Os beneficiados são:
Serviços de educação;
Serviços de saúde;
Dispositivos médicos e de acessibilidade para pessoas com deficiência;
Medicamentos e produtos de cuidados básicos à saúde menstrual;
Serviços de transporte coletivo de passageiros rodoviário, ferroviário e hidroviário, de caráter urbano, semiurbano, metropolitano, intermunicipal e interestadual;
Produtos agropecuários, aquícolas, pesqueiros, florestais e extrativistas vegetais in natura;
Insumos agropecuários e aquícolas, alimentos destinados ao consumo humano e produtos de higiene pessoal;
Produções artísticas, culturais, jornalísticas e audiovisuais nacionais e atividades desportivas;
Bens e serviços relacionados a segurança e soberania nacional, segurança da informação e segurança cibernética;
Combustíveis e lubrificantes;
Serviços financeiros, operações com bens imóveis, planos de assistência à saúde e apostas (concursos de prognósticos);
Serviços de hotelaria, parques de diversão e parques temáticos, restaurantes e aviação regional
Cashback
Criação da possibilidade de devolução do IBS e da CBS a pessoas físicas de forma ampla, a ser definida em lei complementar, como uma forma de beneficiar a população de renda mais baixa.
Cesta básica
Criação de uma cesta básica nacional, cujos produtos terão alíquota zero. Hoje, cada Estado tem a sua composição.

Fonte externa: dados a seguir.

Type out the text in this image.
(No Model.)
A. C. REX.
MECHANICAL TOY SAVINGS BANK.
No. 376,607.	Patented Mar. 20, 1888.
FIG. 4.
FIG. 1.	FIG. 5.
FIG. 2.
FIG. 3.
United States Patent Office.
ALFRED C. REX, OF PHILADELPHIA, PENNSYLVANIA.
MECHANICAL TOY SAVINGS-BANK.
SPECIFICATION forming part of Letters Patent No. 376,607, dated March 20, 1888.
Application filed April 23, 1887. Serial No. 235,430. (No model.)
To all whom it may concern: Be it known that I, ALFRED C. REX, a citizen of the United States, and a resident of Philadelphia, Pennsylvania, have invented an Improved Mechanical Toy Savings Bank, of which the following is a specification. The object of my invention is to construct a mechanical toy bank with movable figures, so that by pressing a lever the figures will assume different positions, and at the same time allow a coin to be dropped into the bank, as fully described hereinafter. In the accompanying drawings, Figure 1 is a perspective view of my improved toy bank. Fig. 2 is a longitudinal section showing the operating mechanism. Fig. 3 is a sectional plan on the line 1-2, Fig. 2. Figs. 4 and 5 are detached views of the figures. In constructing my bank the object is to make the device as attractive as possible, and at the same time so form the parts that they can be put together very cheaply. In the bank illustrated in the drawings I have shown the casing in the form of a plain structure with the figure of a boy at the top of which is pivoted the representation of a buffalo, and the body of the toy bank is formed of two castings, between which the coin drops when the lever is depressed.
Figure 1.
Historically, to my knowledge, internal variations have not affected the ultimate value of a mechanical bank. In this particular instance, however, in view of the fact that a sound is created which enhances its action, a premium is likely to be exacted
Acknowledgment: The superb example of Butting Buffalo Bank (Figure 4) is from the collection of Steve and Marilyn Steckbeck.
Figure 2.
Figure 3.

A definição dos produtos que vão compor essa nova cesta nacional ficou para a lei complementar.
Carga tributária
O teto inclui uma trava para evitar aumento de carga tributária.
Herança, imóvel, lancha e jatinho
A reforma estabelece a obrigatoriedade de uma tributação progressiva para as heranças – quanto maior o valor recebido pelo herdeiro, maior será a alíquota; amplia o alcance do IPVA para veículos aquáticos, como lanchas, e aéreos, como jatinhos; permite que as prefeituras atualizem a base de cálculo do IPTU por meio de decreto, a partir de critérios estabelecidos em lei municipal.
Segunda etapa da reforma
Determina que a reforma da tributação da renda seja enviada ao Congresso Nacional em até 180 dias da promulgação da reforma dos impostos de consumo.